Dr. Alberto Jorge Félix não é só um nome conhecido entre famílias de Campo Grande. Com 40 anos de experiência em pediatria e responsável técnico pelo Imunitá – Centro de Imunização, ele acompanha de perto a evolução das doenças que afetam crianças e adolescentes. Na manhã de 19 de agosto, falou ao vivo a uma rede estadual de rádio com ampla audiência digital. Na pauta: a volta do sarampo às Américas e os perigos de ignorar a vacinação. Com tom sereno e direto, o médico defendeu a imunização como “um dever social” e pediu atenção especial à situação em áreas de fronteira.

A CRÍTICA – O sarampo havia sido erradicado no Brasil. Por que voltamos a falar sobre essa doença?
ALBERTO JORGE FÉLIX – Porque o vírus está circulando de novo nas Américas. Já tivemos casos na Bolívia, Argentina, México e nos Estados Unidos. Com o fluxo intenso de pessoas entre países, a doença pode chegar ao Brasil novamente. A cobertura vacinal caiu nos últimos anos e isso nos deixa vulneráveis. Se a gente baixar a guarda, o sarampo volta — e volta rápido.
A CRÍTICA – O surto na Bolívia preocupa o senhor?
ALBERTO JORGE FÉLIX – Muito. Mais de 200 casos já foram registrados por lá neste ano. O risco é maior em regiões de fronteira, como Corumbá e Ladário, onde há trânsito frequente de pessoas. Já tivemos casos importados no Brasil em outras ocasiões. O vírus é altamente contagioso. Uma pessoa infectada pode transmitir para 90% dos não vacinados com quem tiver contato.
A CRÍTICA – Quem deve se vacinar?
ALBERTO JORGE FÉLIX – Todas as pessoas entre seis meses e 59 anos devem ter suas doses atualizadas. As crianças tomam a primeira dose da tríplice viral aos 12 meses e a segunda aos 15 meses. Agora, com o risco elevado, recomendamos uma dose extra — a chamada dose zero — a partir dos seis meses. Adultos até 29 anos devem ter duas doses registradas. Entre 30 e 49 anos, uma dose é suficiente. Se a pessoa não lembra se tomou ou perdeu a caderneta, deve procurar a unidade de saúde mais próxima. É melhor tomar uma dose a mais do que ficar desprotegido.
A CRÍTICA – Essa orientação vale para quem já teve sarampo?
ALBERTO JORGE FÉLIX – A pessoa que já teve a doença geralmente desenvolve imunidade. Mas, em caso de dúvida, o mais seguro é se vacinar. A vacina é segura, eficaz e está disponível gratuitamente no SUS.
A CRÍTICA – O que diferencia o sarampo de outras viroses?

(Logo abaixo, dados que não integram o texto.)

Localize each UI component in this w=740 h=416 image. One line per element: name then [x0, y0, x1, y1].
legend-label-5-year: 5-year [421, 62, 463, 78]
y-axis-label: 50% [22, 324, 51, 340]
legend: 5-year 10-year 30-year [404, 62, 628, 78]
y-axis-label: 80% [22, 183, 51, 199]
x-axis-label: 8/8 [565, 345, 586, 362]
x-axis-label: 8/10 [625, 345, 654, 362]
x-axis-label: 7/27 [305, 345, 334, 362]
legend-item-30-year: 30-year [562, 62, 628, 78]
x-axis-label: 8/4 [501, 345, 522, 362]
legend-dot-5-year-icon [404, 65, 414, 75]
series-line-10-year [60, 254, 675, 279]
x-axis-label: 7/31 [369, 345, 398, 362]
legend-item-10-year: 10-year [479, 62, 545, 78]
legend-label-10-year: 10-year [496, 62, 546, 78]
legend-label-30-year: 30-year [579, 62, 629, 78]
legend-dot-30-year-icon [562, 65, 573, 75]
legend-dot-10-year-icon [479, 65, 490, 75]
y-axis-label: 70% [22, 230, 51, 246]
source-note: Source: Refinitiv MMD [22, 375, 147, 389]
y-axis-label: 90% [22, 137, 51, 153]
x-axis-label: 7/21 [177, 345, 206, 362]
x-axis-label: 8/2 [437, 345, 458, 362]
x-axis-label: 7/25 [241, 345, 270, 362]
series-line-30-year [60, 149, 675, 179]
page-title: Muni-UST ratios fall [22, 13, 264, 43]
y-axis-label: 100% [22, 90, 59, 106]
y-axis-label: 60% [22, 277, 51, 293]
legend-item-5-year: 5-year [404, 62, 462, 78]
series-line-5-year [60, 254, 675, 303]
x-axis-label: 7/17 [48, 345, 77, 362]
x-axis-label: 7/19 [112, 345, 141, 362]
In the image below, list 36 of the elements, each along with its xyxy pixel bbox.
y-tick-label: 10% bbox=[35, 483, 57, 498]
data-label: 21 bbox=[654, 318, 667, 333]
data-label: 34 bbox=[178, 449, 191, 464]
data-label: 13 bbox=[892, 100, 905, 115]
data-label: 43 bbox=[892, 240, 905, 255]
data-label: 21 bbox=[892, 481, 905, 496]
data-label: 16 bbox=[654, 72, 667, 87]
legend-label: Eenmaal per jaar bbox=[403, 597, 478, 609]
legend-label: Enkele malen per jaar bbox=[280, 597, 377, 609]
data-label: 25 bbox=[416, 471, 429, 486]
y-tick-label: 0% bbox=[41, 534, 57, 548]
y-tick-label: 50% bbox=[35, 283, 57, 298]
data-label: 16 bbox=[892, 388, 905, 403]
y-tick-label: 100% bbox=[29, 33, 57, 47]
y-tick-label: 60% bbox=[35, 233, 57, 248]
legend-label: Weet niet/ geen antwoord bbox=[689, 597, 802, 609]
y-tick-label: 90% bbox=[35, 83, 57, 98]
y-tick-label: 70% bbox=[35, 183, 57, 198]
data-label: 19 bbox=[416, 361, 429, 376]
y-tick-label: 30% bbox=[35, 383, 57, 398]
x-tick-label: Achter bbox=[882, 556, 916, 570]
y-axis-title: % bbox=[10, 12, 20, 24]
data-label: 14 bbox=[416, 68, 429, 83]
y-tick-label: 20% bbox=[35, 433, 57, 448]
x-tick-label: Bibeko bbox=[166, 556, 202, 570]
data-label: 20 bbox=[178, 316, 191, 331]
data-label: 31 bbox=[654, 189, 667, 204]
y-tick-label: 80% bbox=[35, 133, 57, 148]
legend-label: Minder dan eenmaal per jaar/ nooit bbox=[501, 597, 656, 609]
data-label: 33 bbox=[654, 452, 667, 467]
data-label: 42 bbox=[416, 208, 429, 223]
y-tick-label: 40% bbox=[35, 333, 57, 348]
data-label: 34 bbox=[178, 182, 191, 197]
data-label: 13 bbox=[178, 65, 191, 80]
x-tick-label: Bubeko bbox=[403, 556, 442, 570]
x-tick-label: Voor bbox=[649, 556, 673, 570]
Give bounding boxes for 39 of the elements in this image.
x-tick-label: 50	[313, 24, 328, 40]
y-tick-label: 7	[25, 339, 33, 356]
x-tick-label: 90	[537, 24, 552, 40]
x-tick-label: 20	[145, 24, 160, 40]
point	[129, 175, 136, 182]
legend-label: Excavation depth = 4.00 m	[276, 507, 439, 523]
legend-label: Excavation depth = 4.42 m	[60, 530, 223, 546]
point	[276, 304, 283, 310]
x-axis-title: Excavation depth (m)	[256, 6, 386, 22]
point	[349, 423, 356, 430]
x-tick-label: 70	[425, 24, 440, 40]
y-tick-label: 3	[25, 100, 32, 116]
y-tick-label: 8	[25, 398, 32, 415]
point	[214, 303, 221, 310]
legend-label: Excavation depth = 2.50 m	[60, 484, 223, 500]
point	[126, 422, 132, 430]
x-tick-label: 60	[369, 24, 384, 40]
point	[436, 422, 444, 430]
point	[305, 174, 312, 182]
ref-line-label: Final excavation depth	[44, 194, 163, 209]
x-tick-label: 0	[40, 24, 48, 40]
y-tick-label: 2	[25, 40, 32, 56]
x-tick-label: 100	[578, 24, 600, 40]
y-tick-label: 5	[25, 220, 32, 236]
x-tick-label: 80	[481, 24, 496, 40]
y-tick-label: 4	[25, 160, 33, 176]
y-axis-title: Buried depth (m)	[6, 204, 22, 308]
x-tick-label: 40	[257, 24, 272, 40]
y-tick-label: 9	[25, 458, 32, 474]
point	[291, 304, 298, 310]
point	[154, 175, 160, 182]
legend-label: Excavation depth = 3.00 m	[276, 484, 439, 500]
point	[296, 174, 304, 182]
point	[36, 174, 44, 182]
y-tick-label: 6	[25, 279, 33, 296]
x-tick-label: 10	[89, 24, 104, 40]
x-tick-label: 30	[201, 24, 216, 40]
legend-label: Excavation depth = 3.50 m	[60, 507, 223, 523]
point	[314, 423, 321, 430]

ALBERTO JORGE FÉLIX – Além de ser extremamente contagioso, o sarampo pode ter complicações graves. Em crianças pequenas, pode causar pneumonia, otite, encefalite. Em adultos, também pode ser perigoso. A doença começa com febre, mal-estar, tosse, conjuntivite e manchas vermelhas no corpo. Mas o problema maior é a rapidez com que ela se espalha.
A CRÍTICA – Quais os impactos da baixa cobertura vacinal?
ALBERTO JORGE FÉLIX – A queda na cobertura abre brechas para o vírus circular novamente. Nós perdemos o certificado de país livre do sarampo em 2016 e só recuperamos em 2024. Foi uma conquista. Mas manter esse status exige esforço contínuo. Não adianta termos 70% ou 80% de vacinados. Para conter o sarampo, a cobertura precisa estar acima de 95%.
A CRÍTICA – Além da vacina, o que mais pode ser feito?
ALBERTO JORGE FÉLIX – Manter as crianças bem alimentadas, hidratadas, com rotina saudável e evitar exposição em períodos de infecção. Mas nada substitui a vacina. Ela é a principal defesa que temos. É obrigação de todos manter a carteira de vacinação em dia.
A CRÍTICA – Como o senhor vê o papel das campanhas de comunicação nesse cenário?
ALBERTO JORGE FÉLIX – Essas campanhas são essenciais, ainda mais agora, com o volume de informações falsas circulando. A população precisa confiar na ciência. A vacina do sarampo é uma das mais eficazes que existem — tem entre 97% e 99% de eficácia. Falar sobre isso em rádio, TV, redes sociais e nas escolas é indispensável.
A CRÍTICA – O senhor sente que há resistência à vacinação?
ALBERTO JORGE FÉLIX – Em parte, sim. Há dúvidas, medo, desinformação. Mas muitas vezes é só falta de orientação mesmo. Quando a informação chega de forma clara, a maioria das pessoas entende a importância. A vacina é um ato de amor e responsabilidade.